A team of computer science researchers that includes U-M Prof. Atul Prakash is pursuing the first funded investigation of non-consumptive research of a major mass collection of content. The study, funded by a grant from the Alfred P. Sloan Foundation, is led by Principal Investigators Beth Plale at the Data To Insight Center at Indiana University and Prof. Prakash of the University of Michigan, and is being conducted in partnership with the HathiTrust Research Center (HTRC).
Non-consumptive research involves computational analysis of one or more books without the researcher having the ability to reassemble the collection. Rather than reading the material, researchers use specialized algorithms to analyze text as a massive data set and the Sloan grant will help ensure the work can be conducted in a secure environment.

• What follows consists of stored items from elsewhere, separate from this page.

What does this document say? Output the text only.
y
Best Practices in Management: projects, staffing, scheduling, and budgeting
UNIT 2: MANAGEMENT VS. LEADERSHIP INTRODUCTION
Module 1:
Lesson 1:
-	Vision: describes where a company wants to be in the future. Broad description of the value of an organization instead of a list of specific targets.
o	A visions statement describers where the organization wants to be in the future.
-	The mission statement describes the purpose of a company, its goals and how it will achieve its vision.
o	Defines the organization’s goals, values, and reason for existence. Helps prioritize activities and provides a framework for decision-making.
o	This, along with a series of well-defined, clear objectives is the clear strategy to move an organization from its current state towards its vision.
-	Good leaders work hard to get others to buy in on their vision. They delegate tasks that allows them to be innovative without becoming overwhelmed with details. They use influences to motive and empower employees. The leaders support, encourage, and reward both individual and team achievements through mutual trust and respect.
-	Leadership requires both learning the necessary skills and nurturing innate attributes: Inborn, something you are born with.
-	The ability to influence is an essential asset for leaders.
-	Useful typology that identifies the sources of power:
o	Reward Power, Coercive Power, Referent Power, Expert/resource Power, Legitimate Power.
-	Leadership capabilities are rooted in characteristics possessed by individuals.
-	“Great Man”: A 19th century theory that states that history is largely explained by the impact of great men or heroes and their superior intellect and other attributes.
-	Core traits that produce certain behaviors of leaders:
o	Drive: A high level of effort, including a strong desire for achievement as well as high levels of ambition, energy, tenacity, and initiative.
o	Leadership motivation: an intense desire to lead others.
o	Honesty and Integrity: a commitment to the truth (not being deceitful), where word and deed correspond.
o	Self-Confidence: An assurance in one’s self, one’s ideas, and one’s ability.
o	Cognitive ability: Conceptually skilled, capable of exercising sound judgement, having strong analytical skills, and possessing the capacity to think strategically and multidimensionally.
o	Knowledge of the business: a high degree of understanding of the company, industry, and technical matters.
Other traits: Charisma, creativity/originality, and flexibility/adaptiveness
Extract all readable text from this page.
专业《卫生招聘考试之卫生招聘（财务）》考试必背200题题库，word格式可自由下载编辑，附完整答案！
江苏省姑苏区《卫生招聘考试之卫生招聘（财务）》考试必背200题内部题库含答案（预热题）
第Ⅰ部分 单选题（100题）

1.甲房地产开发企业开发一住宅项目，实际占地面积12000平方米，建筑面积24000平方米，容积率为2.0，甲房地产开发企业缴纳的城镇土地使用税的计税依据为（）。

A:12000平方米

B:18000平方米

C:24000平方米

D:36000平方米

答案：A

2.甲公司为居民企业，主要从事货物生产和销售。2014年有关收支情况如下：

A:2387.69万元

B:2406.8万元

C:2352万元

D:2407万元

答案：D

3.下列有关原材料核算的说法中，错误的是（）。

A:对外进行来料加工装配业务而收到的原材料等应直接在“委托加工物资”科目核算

The Sloan-funded project will enable the researchers to pursue a research track around non-consumptive research uses of the HathiTrust digital corpus. At the end of the project, they expect to have cyberinfrastructure in place that successfully demonstrates that non-consumptive research can be carried out safely under the conditions of unintended malicious user algorithms.
In some cases, HTRC will own the algorithms used by researchers, so HTRC needs to examine the security requirements for users, the algorithms and the data, all within the context of using the suite of algorithms available in the Software Environment for the Advancement of Scholarly Research (SEASR). In other cases, researchers will own and submit their own algorithms for use and the Sloan Foundation funding will be used to allow the scholars the freedom to experiment with new algorithms on a huge body of information, but with technological "trust but verify" mechanisms in place to confirm compliance with non-consumptive research policy. The security aspects of the project will leverage research by Prof. Prakash.
Without taking into account the actual content of materials, researchers using their own complex algorithms might analyze such massive data sets for anything as simple as repetition of words to complex linguistic structures or the evolution of word usage over a range of time, space or even demographic class. The HathiTrust repository contains almost 8.6 million digitized volumes, and about 2.2 million of those - roughly 26 percent - are in the public domain and currently available for non-consumptive research.
Prof. Prakash is affiliated with Software Systems Laboratory, and his research is in the areas of security and privacy and cyber-physical systems. He has taught courses in Computer and Network Security (EECS 588), Information Systems Design and Programming (EECS 282), and Building Information Environments (EECS 182).
Posted: September 1, 2011